I am studying pure type systems, particularly the calculus of constructions, and trying to use an encoding for recursive types on it, which, according to Philip Wadler, is possible. As an example, I'm using the Morte Haskell library to encode Scott numerals as given by Cardelli.
A summary of the encoding is as such: given a (positive) recursive type...
$$\mu X.F\ X$$
...we may encode it as a type on System F as...
$$Lfix\ X.F\ X\ =\ \Lambda X.(F\ X\rightarrow X)\rightarrow X$$
...or, using pure type systems' notation (with an explicit $F$)...
$$Lfix\ =\ \Pi F: *\rightarrow*.\Pi X: *.(F\ X\rightarrow X)\rightarrow X$$
...since $F$ is a type constructor ($*$ is the type of types).
In order to encode such, we need to declare three functions, $fold$, $in$ and $out$, according to Wadler, and used by Cardelli on the encoding for Scott numerals.
fold : All X. (F X -> X) -> T -> X
fold = \X. \k: F X -> X. \t:T. t X k
in : F T -> T
in = \s: F T. \X. \k: F X -> X. k (F (fold X k) s).

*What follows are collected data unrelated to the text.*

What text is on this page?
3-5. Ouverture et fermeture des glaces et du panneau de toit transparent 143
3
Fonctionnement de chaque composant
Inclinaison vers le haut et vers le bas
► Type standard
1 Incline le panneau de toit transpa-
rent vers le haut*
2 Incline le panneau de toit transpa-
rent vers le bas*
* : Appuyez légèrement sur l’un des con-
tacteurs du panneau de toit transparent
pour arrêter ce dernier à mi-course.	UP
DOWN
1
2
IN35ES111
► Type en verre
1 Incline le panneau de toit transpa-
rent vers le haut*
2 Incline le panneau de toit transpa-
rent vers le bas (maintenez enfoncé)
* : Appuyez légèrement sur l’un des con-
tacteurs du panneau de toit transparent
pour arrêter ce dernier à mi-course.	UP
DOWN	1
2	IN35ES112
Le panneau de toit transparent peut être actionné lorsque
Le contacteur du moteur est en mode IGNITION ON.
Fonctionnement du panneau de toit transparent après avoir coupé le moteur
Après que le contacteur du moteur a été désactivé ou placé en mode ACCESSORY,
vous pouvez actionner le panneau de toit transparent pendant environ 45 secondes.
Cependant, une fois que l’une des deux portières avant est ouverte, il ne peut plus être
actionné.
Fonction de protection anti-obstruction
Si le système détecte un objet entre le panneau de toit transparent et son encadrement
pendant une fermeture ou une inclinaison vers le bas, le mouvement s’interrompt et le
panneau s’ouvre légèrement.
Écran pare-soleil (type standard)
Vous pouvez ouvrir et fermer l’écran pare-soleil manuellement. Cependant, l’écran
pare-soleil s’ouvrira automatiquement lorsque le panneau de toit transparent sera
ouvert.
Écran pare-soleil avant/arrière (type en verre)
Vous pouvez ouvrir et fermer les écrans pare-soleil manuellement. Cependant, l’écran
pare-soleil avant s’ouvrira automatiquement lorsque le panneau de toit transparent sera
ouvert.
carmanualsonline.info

(Where $T$ is $Lfix\ X. F\ X$.)
It's trivial to write the $fold$ function as given. But when trying to write the $in$ function, it doesn't seem to typecheck. The expression $(fold\ X\ k)$ has type $T\rightarrow X$, and $(F\ (fold\ X\ k)\ s)$ should be of type $F\ X$. Then we infer that $F$ should be of type $(T\rightarrow X)\rightarrow F\ T\rightarrow F\ X$ (looks like a fmap
). This doesn't typecheck, because F
is a type constructor (of type $*\rightarrow*$).
This doesn't look like a typo... am I missing something?